Dataset examples with tool call assertions:

ts
{
  input: { question: 'Which users have the highest risk scores?' },
  output: {
    criteria: [
      'Return 10 users with the highest risk scores.',
      'Return the risk levels of those users.',
    ],
    toolCalls: [
      {
        id: 'security.entity_analytics.risk_score',
        criteria: ['The ES|QL query should sort by risk score descending.'],
      },
    ],
  },
}

RAG Evaluators

For retrieval quality with ground truth documents:

ts
import {
  createPrecisionAtKEvaluator,
  createRecallAtKEvaluator,
  createF1AtKEvaluator,
  createRagEvaluators,
} from '@kbn/evals';
import type { GroundTruth, RetrievedDoc } from '@kbn/evals';

The createRagEvaluators factory creates all three at once:

ts
const ragEvals = createRagEvaluators({
  k: 5,
  extractRetrievedDocs: (output) =>
    output.documents.map((d) => ({ id: d.id, content: d.content })),
  extractGroundTruth: (expected) => expected.groundTruth,
});

Ground truth in datasets uses document IDs mapped to relevance scores:

ts
{
  input: { question: 'How do I set up payments?' },
  output: {
    expected: 'You can start accepting payments using Wix Payments...',
    groundTruth: {
      knowledge_base: {
        'doc_hash_abc123': 1,
        'doc_hash_def456': 1,
      },
    },
  },
}

Trace-Based Evaluators

These are pre-built and available from evaluators.traceBasedEvaluators. They query the tracing ES cluster for spans matching the current trace ID:

ts
const { inputTokens, outputTokens, cachedTokens, toolCalls, latency } =
  evaluators.traceBasedEvaluators;

Each returns a numeric score:

  • inputTokens / outputTokens / cachedTokens -- token counts from gen_ai.usage.* span attributes
  • toolCalls -- count of tool call spans
  • latency -- total span duration in seconds

To use trace-based evaluators, EDOT must be running and TRACING_ES_URL must point to an ES instance receiving traces.

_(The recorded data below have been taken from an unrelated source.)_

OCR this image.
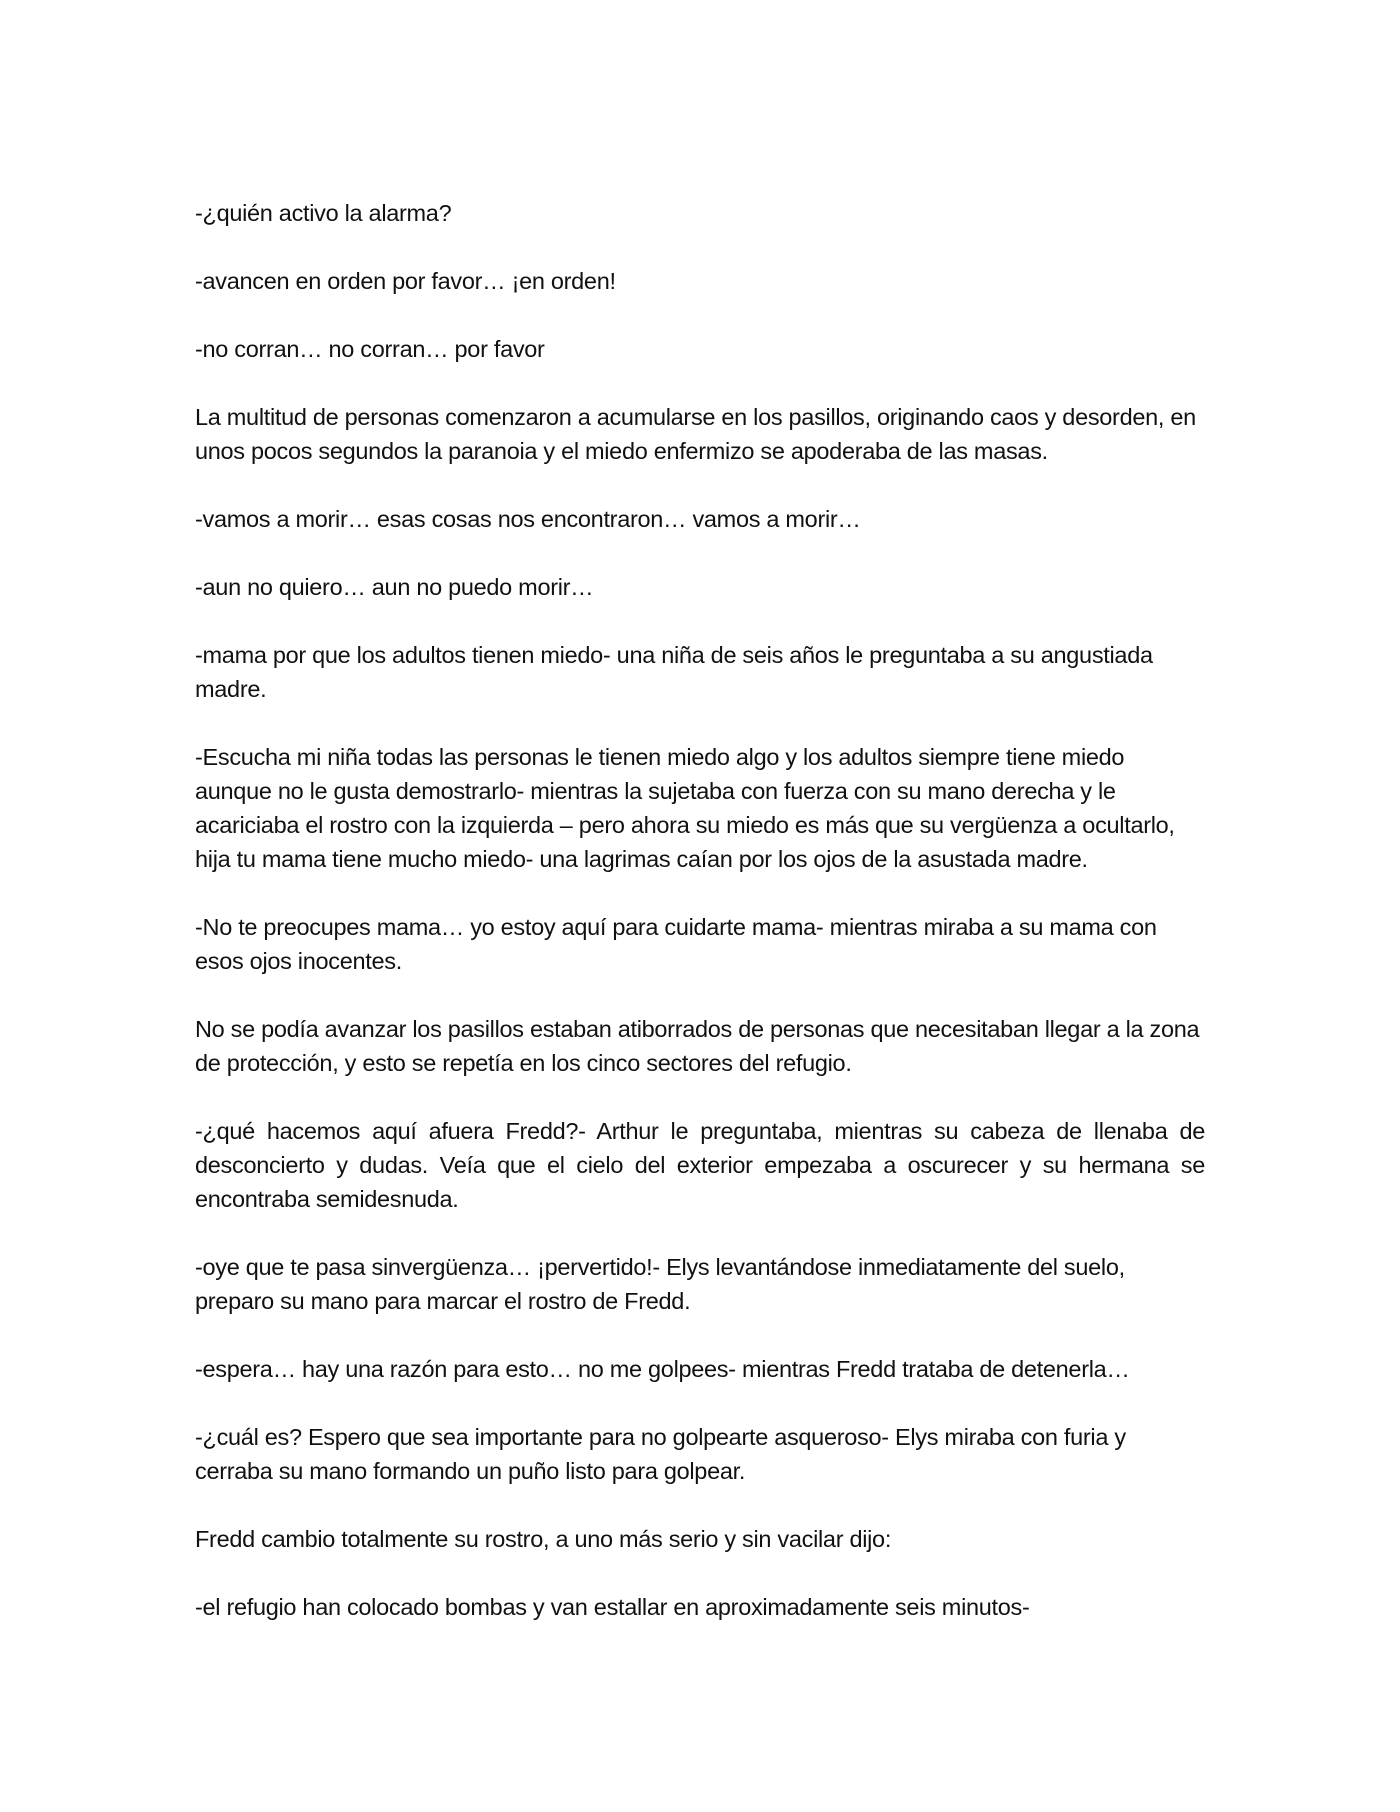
-¿quién activo la alarma?

-avancen en orden por favor… ¡en orden!

-no corran… no corran… por favor

La multitud de personas comenzaron a acumularse en los pasillos, originando caos y desorden, en unos pocos segundos la paranoia y el miedo enfermizo se apoderaba de las masas.

-vamos a morir… esas cosas nos encontraron… vamos a morir…

-aun no quiero… aun no puedo morir…

-mama por que los adultos tienen miedo- una niña de seis años le preguntaba a su angustiada madre.

-Escucha mi niña todas las personas le tienen miedo algo y los adultos siempre tiene miedo aunque no le gusta demostrarlo- mientras la sujetaba con fuerza con su mano derecha y le acariciaba el rostro con la izquierda – pero ahora su miedo es más que su vergüenza a ocultarlo, hija tu mama tiene mucho miedo- una lagrimas caían por los ojos de la asustada madre.

-No te preocupes mama… yo estoy aquí para cuidarte mama- mientras miraba a su mama con esos ojos inocentes.

No se podía avanzar los pasillos estaban atiborrados de personas que necesitaban llegar a la zona de protección, y esto se repetía en los cinco sectores del refugio.

-¿qué hacemos aquí afuera Fredd?- Arthur le preguntaba, mientras su cabeza de llenaba de desconcierto y dudas. Veía que el cielo del exterior empezaba a oscurecer y su hermana se encontraba semidesnuda.

-oye que te pasa sinvergüenza… ¡pervertido!- Elys levantándose inmediatamente del suelo, preparo su mano para marcar el rostro de Fredd.

-espera… hay una razón para esto… no me golpees- mientras Fredd trataba de detenerla…

-¿cuál es? Espero que sea importante para no golpearte asqueroso- Elys miraba con furia y cerraba su mano formando un puño listo para golpear.

Fredd cambio totalmente su rostro, a uno más serio y sin vacilar dijo:

-el refugio han colocado bombas y van estallar en aproximadamente seis minutos-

Combining Multiple Evaluator Types

A common pattern passes both CODE and LLM evaluators to runExperiment:

ts
await executorClient.runExperiment(
  { dataset, task },
  [
    createCriteriaEvaluator({ evaluators }),
    createToolCallsEvaluator({ evaluators }),
    {
      name: 'HasResponse',
      kind: 'CODE',
      evaluate: async ({ output }) => ({
        score: output?.messages?.length > 0 ? 1 : 0,
      }),
    },
  ]
);

The executor runs all evaluators for each example and aggregates scores in the final report.